Providence Journal ad, 7/21/37 from Art in Ruins
The 1949 Film Daily Yearbook gave the capacity as 550 cars.
Appropriately enough, the E. M. Loew’s was showing the film Drive-In at the beginning of July, 1976. The second feature was The Lords of Flatbush.
In May of 1950, they had shown Roberto Rossellini’s Paisan. A neo-realist masterpiece is not what one would associate with a drive-in.
The Italian film Anna played here in May of 1953. It starred the luscious Silvana Mangano of Bitter Rice fame. Here she played a woman with a tainted past who decides to become a nun. There is a famous song/dance scene in the movie when Mangano sings “"El negro Zumbon,” a ‘bajon’ sung in Spanish that became a popular song hit even in America. The movie was dubbed for wider release, especially for drive-in showings such as this one. It had played the now-closed Carlton in Providence about a month earlier.
The exact date this drive-in opened was July 21, 1937…according to a 1948 Providence Journal Almanac entry.
The ads always said “Providence.” It was on the Providence side of the city line with Pawtucket. I too remember going to the Lonsdale Twin for some horror triple bill.
I don’t know if the Loew’s was in Pawtucket or Providence, but one other drive in — a twin I believe — was the Lonsdale Twin in Pawtucket.

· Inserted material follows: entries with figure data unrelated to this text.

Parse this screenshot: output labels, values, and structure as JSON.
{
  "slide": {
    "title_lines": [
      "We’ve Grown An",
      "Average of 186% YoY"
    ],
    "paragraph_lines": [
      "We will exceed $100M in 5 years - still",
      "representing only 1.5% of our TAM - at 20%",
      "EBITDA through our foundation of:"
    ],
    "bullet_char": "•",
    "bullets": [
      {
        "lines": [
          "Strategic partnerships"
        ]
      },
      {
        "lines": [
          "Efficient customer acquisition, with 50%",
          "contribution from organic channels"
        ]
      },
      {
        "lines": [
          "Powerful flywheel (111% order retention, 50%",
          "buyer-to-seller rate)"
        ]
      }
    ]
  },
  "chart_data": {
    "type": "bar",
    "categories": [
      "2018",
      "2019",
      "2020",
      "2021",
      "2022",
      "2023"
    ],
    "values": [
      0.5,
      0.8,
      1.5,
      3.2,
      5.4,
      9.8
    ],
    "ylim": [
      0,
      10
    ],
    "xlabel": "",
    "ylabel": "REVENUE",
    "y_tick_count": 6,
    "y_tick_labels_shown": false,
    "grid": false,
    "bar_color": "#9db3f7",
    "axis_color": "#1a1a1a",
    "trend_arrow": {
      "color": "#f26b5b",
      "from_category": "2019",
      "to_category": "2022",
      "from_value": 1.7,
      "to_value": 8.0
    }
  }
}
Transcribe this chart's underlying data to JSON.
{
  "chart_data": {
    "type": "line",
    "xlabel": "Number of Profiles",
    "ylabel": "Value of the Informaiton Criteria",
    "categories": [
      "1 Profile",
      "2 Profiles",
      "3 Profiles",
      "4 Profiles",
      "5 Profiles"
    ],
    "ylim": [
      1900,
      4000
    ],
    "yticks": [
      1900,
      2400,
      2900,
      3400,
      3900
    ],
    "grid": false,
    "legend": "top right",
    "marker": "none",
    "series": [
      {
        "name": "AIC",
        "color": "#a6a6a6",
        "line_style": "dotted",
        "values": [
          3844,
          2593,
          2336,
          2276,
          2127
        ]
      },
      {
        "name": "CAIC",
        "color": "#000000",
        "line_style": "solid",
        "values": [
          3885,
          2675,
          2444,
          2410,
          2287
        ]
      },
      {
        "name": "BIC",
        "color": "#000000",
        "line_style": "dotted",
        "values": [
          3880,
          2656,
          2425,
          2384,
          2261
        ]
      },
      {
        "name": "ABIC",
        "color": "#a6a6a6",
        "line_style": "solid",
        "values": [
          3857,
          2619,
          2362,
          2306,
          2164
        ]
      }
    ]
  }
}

I remember this drive-in well and it was open well into the 1970s. My family would go to the drive-in every Friday night in the early 1970s and I went with them in ‘71, '72 & '73. I know we went to the Loew’s many times. It was parallel to Route 95 on the Providence/Pawtucket line. I remember there was a Benny’s near the drive-in/highway. It was an old brick building and the back of Benny’s, which faced the highway, was painted white with Benny’s in bright red letters. I think the drive-in was between Benny’s and Route 95.
My memory is foggy, but I think some night there were actually triple-features. I also may have the drive-in wrong, but I think I saw a film here called “The Burglars,” which for some reason was one of those films that always stayed with me and a film I’ve always wanted to see again, but it never shows on TV and never came out on video/DVD. It stars Jean Paul Belmondo, Omar Shariff and Dyan Cannon. I don’t know how it will hold up, but I remember liking it. There is one scene where either Belmondo or Shariff punches one of those plastic clowns that is weighted on the bottom. You blow it up. I have no idea why I remember that one scene.
Interesting fact is that this was the site of the Providence Cycledrome in the 1920’s. The Cycledrome was a bicycle track/football field that was home to the NFL football Providence Steam Roller from 1925-1931. This team won the 1928 NFL Championship by tying the Green Bay Packers 7-7 in the last game of the season at this field. The Cycledrome was torn down in the 1930’s and replaced with Loew’s theater in 1937. This was one of the earliest drive-ins in the country. I visited the site in the early 1980’s, and remnants of the drive-in still remained. I distinctly remember the burned-out projection building was still there, though not much of anything else remained. I think there is a strip mall on the site now.